You may be very familiar with the fact that, if you are injured in the course of employment, you are entitled to receive workers’ compensation
. But is this your only right? What about the right of employment? In other words, can an employee who has filed for or collected workers’ compensation benefits ever be discriminated against or discharged by his employer?
The short answer to the above question is: “No.” The Connecticut Workers’ Compensation provisions directly prohibit the discharge or discrimination in any manner of any employee for filing a claim for workers’ compensation benefits or in any manner exercising his or her workers’ compensation rights.
There is one possible exception to the statute. If an employee suffers an injury that prevents that employee from performing his or her regular job, and “light duty” is available, the employer must transfer the employee to a light-duty position. However, the employer is not required to convert a temporary, light-duty position into a regular, permanent position, nor is the employer obligated to create light-duty work. If the employee refuses to do light-duty work, he or she may lose the right to collect workers’ compensation benefits and may possibly be discharged.
However, what, exactly, is “light duty”? The term ordinarily refers to temporary or permanent work that is physically or mentally less demanding than normal job duties. “Light duty” may also mean, particular positions with less physically or mentally demanding duties, created particularly as alternative work for employees who cannot perform their routine duties. A case-law definition in the context of workers’ compensation is: “Light duty is a form of less strenuous activity available to those employees whose limitations are not due to occupational injury or illness.”
Can you turn down a light-duty job and still get compensation?
In a 2010 case from Pennsylvania, a neighboring state, where a worker suffered low back strain and was diagnosed with a herniated disc, a examining doctor said she was capable of driving and returning to work in a light-duty, non-physical job, that of a substitute teacher. However, the worker said she had stopped driving because of leg spasms and that body pain prevented her from thinking and focusing, and she presented testimony from another doctor who said she could not do substitute teaching.

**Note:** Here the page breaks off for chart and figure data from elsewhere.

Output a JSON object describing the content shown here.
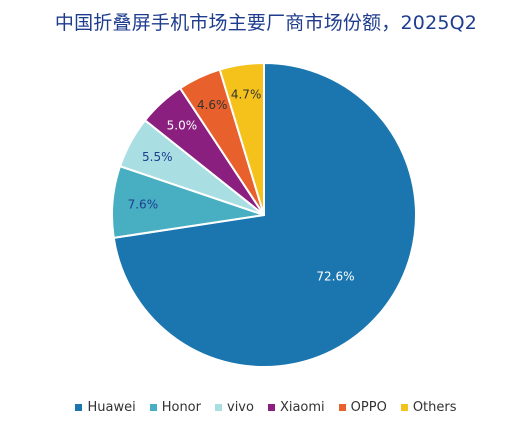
{
  "chart_data": {
    "type": "pie",
    "title": "中国折叠屏手机市场主要厂商市场份额，2025Q2",
    "categories": [
      "Huawei",
      "Honor",
      "vivo",
      "Xiaomi",
      "OPPO",
      "Others"
    ],
    "values": [
      72.6,
      7.6,
      5.5,
      5.0,
      4.6,
      4.7
    ],
    "labels": [
      "72.6%",
      "7.6%",
      "5.5%",
      "5.0%",
      "4.6%",
      "4.7%"
    ],
    "colors": [
      "#1b76b0",
      "#48aec2",
      "#a9dfe3",
      "#8a1f7f",
      "#e8612c",
      "#f4c21a"
    ],
    "label_colors": [
      "#ffffff",
      "#1b3f8f",
      "#1b3f8f",
      "#ffffff",
      "#333333",
      "#333333"
    ],
    "legend_position": "bottom"
  }
}
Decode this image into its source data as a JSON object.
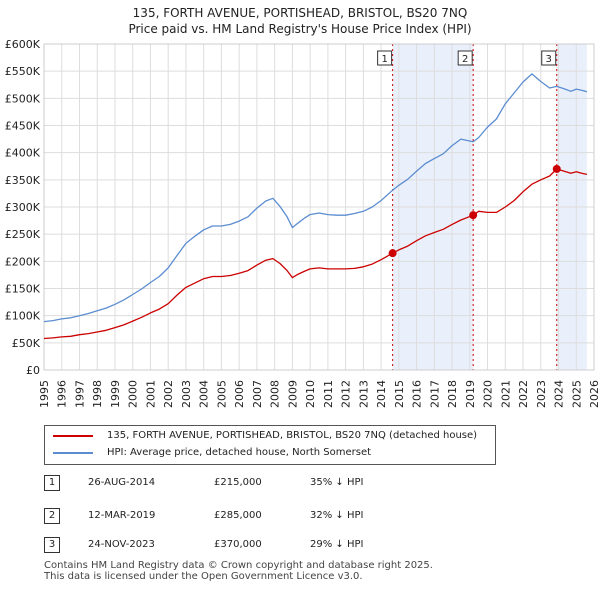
{
  "title_line1": "135, FORTH AVENUE, PORTISHEAD, BRISTOL, BS20 7NQ",
  "title_line2": "Price paid vs. HM Land Registry's House Price Index (HPI)",
  "colors": {
    "price_paid": "#cc0000",
    "hpi": "#5b8dd0",
    "highlight_band": "#eaf0fb",
    "grid": "#dddddd"
  },
  "legend": {
    "price_paid_label": "135, FORTH AVENUE, PORTISHEAD, BRISTOL, BS20 7NQ (detached house)",
    "hpi_label": "HPI: Average price, detached house, North Somerset"
  },
  "transactions": [
    {
      "num": "1",
      "date": "26-AUG-2014",
      "price": "£215,000",
      "pct": "35% ↓ HPI"
    },
    {
      "num": "2",
      "date": "12-MAR-2019",
      "price": "£285,000",
      "pct": "32% ↓ HPI"
    },
    {
      "num": "3",
      "date": "24-NOV-2023",
      "price": "£370,000",
      "pct": "29% ↓ HPI"
    }
  ],
  "footer_line1": "Contains HM Land Registry data © Crown copyright and database right 2025.",
  "footer_line2": "This data is licensed under the Open Government Licence v3.0.",
  "chart_data": {
    "type": "line",
    "xlim": [
      1995,
      2026
    ],
    "ylim": [
      0,
      600000
    ],
    "x_ticks": [
      1995,
      1996,
      1997,
      1998,
      1999,
      2000,
      2001,
      2002,
      2003,
      2004,
      2005,
      2006,
      2007,
      2008,
      2009,
      2010,
      2011,
      2012,
      2013,
      2014,
      2015,
      2016,
      2017,
      2018,
      2019,
      2020,
      2021,
      2022,
      2023,
      2024,
      2025,
      2026
    ],
    "y_ticks": [
      0,
      50000,
      100000,
      150000,
      200000,
      250000,
      300000,
      350000,
      400000,
      450000,
      500000,
      550000,
      600000
    ],
    "y_tick_labels": [
      "£0",
      "£50K",
      "£100K",
      "£150K",
      "£200K",
      "£250K",
      "£300K",
      "£350K",
      "£400K",
      "£450K",
      "£500K",
      "£550K",
      "£600K"
    ],
    "series": [
      {
        "name": "135, FORTH AVENUE, PORTISHEAD, BRISTOL, BS20 7NQ (detached house)",
        "x": [
          1995.0,
          1995.5,
          1996.0,
          1996.5,
          1997.0,
          1997.5,
          1998.0,
          1998.5,
          1999.0,
          1999.5,
          2000.0,
          2000.5,
          2001.0,
          2001.5,
          2002.0,
          2002.5,
          2003.0,
          2003.5,
          2004.0,
          2004.5,
          2005.0,
          2005.5,
          2006.0,
          2006.5,
          2007.0,
          2007.5,
          2007.9,
          2008.3,
          2008.7,
          2009.0,
          2009.3,
          2009.7,
          2010.0,
          2010.5,
          2011.0,
          2011.5,
          2012.0,
          2012.5,
          2013.0,
          2013.5,
          2014.0,
          2014.65,
          2015.0,
          2015.5,
          2016.0,
          2016.5,
          2017.0,
          2017.5,
          2018.0,
          2018.5,
          2019.19,
          2019.5,
          2020.0,
          2020.5,
          2021.0,
          2021.5,
          2022.0,
          2022.5,
          2023.0,
          2023.5,
          2023.9,
          2024.3,
          2024.7,
          2025.0,
          2025.3,
          2025.6
        ],
        "values": [
          58000,
          59000,
          61000,
          62000,
          65000,
          67000,
          70000,
          73000,
          78000,
          83000,
          90000,
          97000,
          105000,
          112000,
          122000,
          138000,
          152000,
          160000,
          168000,
          172000,
          172000,
          174000,
          178000,
          183000,
          193000,
          202000,
          205000,
          196000,
          183000,
          170000,
          176000,
          182000,
          186000,
          188000,
          186000,
          186000,
          186000,
          187000,
          190000,
          195000,
          203000,
          215000,
          221000,
          228000,
          238000,
          247000,
          253000,
          259000,
          268000,
          276000,
          285000,
          292000,
          290000,
          290000,
          300000,
          312000,
          328000,
          342000,
          350000,
          357000,
          370000,
          366000,
          362000,
          365000,
          362000,
          360000
        ]
      },
      {
        "name": "HPI: Average price, detached house, North Somerset",
        "x": [
          1995.0,
          1995.5,
          1996.0,
          1996.5,
          1997.0,
          1997.5,
          1998.0,
          1998.5,
          1999.0,
          1999.5,
          2000.0,
          2000.5,
          2001.0,
          2001.5,
          2002.0,
          2002.5,
          2003.0,
          2003.5,
          2004.0,
          2004.5,
          2005.0,
          2005.5,
          2006.0,
          2006.5,
          2007.0,
          2007.5,
          2007.9,
          2008.3,
          2008.7,
          2009.0,
          2009.3,
          2009.7,
          2010.0,
          2010.5,
          2011.0,
          2011.5,
          2012.0,
          2012.5,
          2013.0,
          2013.5,
          2014.0,
          2014.65,
          2015.0,
          2015.5,
          2016.0,
          2016.5,
          2017.0,
          2017.5,
          2018.0,
          2018.5,
          2019.19,
          2019.5,
          2020.0,
          2020.5,
          2021.0,
          2021.5,
          2022.0,
          2022.5,
          2023.0,
          2023.5,
          2023.9,
          2024.3,
          2024.7,
          2025.0,
          2025.3,
          2025.6
        ],
        "values": [
          89000,
          91000,
          94000,
          96000,
          100000,
          104000,
          109000,
          114000,
          121000,
          129000,
          139000,
          149000,
          161000,
          172000,
          188000,
          211000,
          233000,
          246000,
          258000,
          265000,
          265000,
          268000,
          274000,
          282000,
          298000,
          311000,
          316000,
          301000,
          282000,
          262000,
          270000,
          280000,
          286000,
          289000,
          286000,
          285000,
          285000,
          288000,
          292000,
          300000,
          312000,
          331000,
          340000,
          351000,
          366000,
          380000,
          389000,
          398000,
          413000,
          425000,
          420000,
          428000,
          447000,
          462000,
          490000,
          510000,
          530000,
          545000,
          531000,
          519000,
          522000,
          518000,
          513000,
          517000,
          515000,
          512000
        ]
      }
    ],
    "markers": [
      {
        "label": "1",
        "x": 2014.65,
        "value": 215000
      },
      {
        "label": "2",
        "x": 2019.19,
        "value": 285000
      },
      {
        "label": "3",
        "x": 2023.9,
        "value": 370000
      }
    ],
    "highlight_ranges": [
      [
        2014.65,
        2019.19
      ],
      [
        2023.9,
        2025.6
      ]
    ]
  }
}
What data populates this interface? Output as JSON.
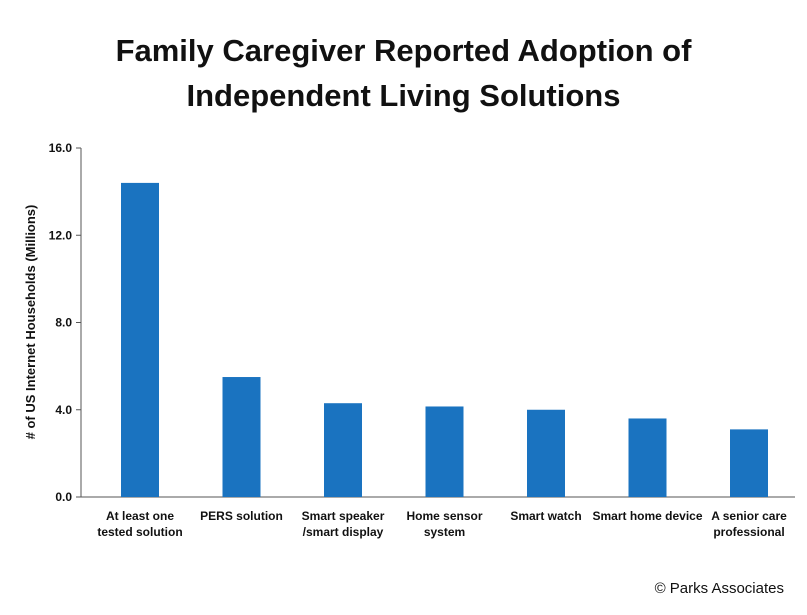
{
  "chart_data": {
    "type": "bar",
    "title_lines": [
      "Family Caregiver Reported Adoption of",
      "Independent Living Solutions"
    ],
    "ylabel": "# of US Internet Households (Millions)",
    "xlabel": "",
    "ylim": [
      0,
      16
    ],
    "yticks": [
      "0.0",
      "4.0",
      "8.0",
      "12.0",
      "16.0"
    ],
    "categories": [
      [
        "At least one",
        "tested solution"
      ],
      [
        "PERS solution"
      ],
      [
        "Smart speaker",
        "/smart display"
      ],
      [
        "Home sensor",
        "system"
      ],
      [
        "Smart watch"
      ],
      [
        "Smart home device"
      ],
      [
        "A senior care",
        "professional"
      ]
    ],
    "values": [
      14.4,
      5.5,
      4.3,
      4.15,
      4.0,
      3.6,
      3.1
    ],
    "bar_color": "#1a73c0",
    "grid": false,
    "legend": "none"
  },
  "footer": {
    "copyright": "© Parks Associates"
  }
}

A workers’ compensation judge and the appeals board ruled in favor of the employer, and said that, because the worker didn’t report for her light-duty job, her benefits could be suspended.
On appeal, the appeals court agreed that the worker should no longer receive benefits. It said that the worker’s testimony lacked credibility because she changed her story about an injury she suffered 20 years before the workplace accident, and because her demeanor at trial conflicted with her testimony that her pain affected her ability to think and focus.
The lesson to be learned? Before you turn down light-duty work, get the details of your story straight and make sure that your appearance before the judge or court coincides with your story! If, however, you are injured in a workplace accident, are offered light duty, but sincerely feel that you cannot perform it, consult with an experienced workers’ compensation attorney to protect your rights and make sure that you get the benefits you’re entitled to.